I have made many decisions over the last few months, and not one of them have I given a second thought to. Except one. I wanted to be "single". I did not want those boundaries that are typically placed on a person in a relationship. I was happy to be alone. I was happy to be myself. I was just happy to BE. I thought to be happy you could rely on no one but yourself. The entire feeling of happiness was like unexplored territory to me.
Then I fell in love. It caught me way off guard, and honestly, scared the hell out of me. I've loved before. I've fallen before. This... is more. After what seems like a lifetime of struggle to try to make things work in my personal life, with my ex and all of those before him, I find myself simply going "hmm..". I don't understand. I am a logical person and generally I must understand everything.
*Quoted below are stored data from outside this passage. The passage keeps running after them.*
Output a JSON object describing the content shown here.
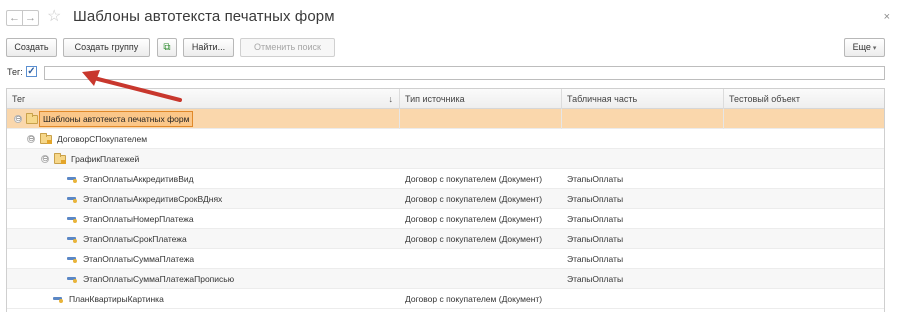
{
  "window": {
    "title": "Шаблоны автотекста печатных форм",
    "back_glyph": "←",
    "forward_glyph": "→",
    "star_glyph": "☆",
    "close_glyph": "×"
  },
  "toolbar": {
    "create_label": "Создать",
    "create_group_label": "Создать группу",
    "copy_glyph": "⧉",
    "find_label": "Найти...",
    "cancel_search_label": "Отменить поиск",
    "more_label": "Еще",
    "more_caret": "▾"
  },
  "filter": {
    "tag_label": "Тег:",
    "checked": true,
    "check_glyph": "✓",
    "value": ""
  },
  "table": {
    "columns": [
      "Тег",
      "Тип источника",
      "Табличная часть",
      "Тестовый объект"
    ],
    "sort_glyph": "↓",
    "rows": [
      {
        "tag": "Шаблоны автотекста печатных форм",
        "source": "",
        "tabular": "",
        "test": "",
        "kind": "root",
        "selected": true
      },
      {
        "tag": "ДоговорСПокупателем",
        "source": "",
        "tabular": "",
        "test": "",
        "kind": "group"
      },
      {
        "tag": "ГрафикПлатежей",
        "source": "",
        "tabular": "",
        "test": "",
        "kind": "group"
      },
      {
        "tag": "ЭтапОплатыАккредитивВид",
        "source": "Договор с покупателем (Документ)",
        "tabular": "ЭтапыОплаты",
        "test": "",
        "kind": "item"
      },
      {
        "tag": "ЭтапОплатыАккредитивСрокВДнях",
        "source": "Договор с покупателем (Документ)",
        "tabular": "ЭтапыОплаты",
        "test": "",
        "kind": "item"
      },
      {
        "tag": "ЭтапОплатыНомерПлатежа",
        "source": "Договор с покупателем (Документ)",
        "tabular": "ЭтапыОплаты",
        "test": "",
        "kind": "item"
      },
      {
        "tag": "ЭтапОплатыСрокПлатежа",
        "source": "Договор с покупателем (Документ)",
        "tabular": "ЭтапыОплаты",
        "test": "",
        "kind": "item"
      },
      {
        "tag": "ЭтапОплатыСуммаПлатежа",
        "source": "",
        "tabular": "ЭтапыОплаты",
        "test": "",
        "kind": "item"
      },
      {
        "tag": "ЭтапОплатыСуммаПлатежаПрописью",
        "source": "",
        "tabular": "ЭтапыОплаты",
        "test": "",
        "kind": "item"
      },
      {
        "tag": "ПланКвартирыКартинка",
        "source": "Договор с покупателем (Документ)",
        "tabular": "",
        "test": "",
        "kind": "item"
      }
    ],
    "expand_glyph": "⊖"
  },
  "colors": {
    "selected_row": "#fad7ac",
    "highlight": "#fbc789",
    "highlight_border": "#e0892a",
    "annotation_arrow": "#c8372d"
  }
}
This simply works. There is no struggle. There are no problems that make my days intent on misery. I live my life being happy, and I share my thoughts, ideas, and even daily activities with my best friend - and it goes the other way as well. I am so amazed everyday to wake up feeling this way. It's almost unreal to me. I don't even know what else to say.
I find myself thinking about everything. I analyze details in my life - it's how I learn to really know myself. I have to admit to myself that I placed myself in a poor situation. I did it, and only me. I was too much of a coward to "fix" what I had done, and thought that what I had was what I had chosen and I was stuck with it. I am amazed at how blind I was, but all I can do is know that I learned from it.
Still, I have no regrets. I may have been miserable for the majority of the last 10 years, but I learned so much. Finally I realized tonight, that the way things are now, if I had to choose to relive the last 10 years of my life, and still make the same mistakes, for the chance to be with the person that I love now, and be as happy as I am - I would do it in less than a heartbeat.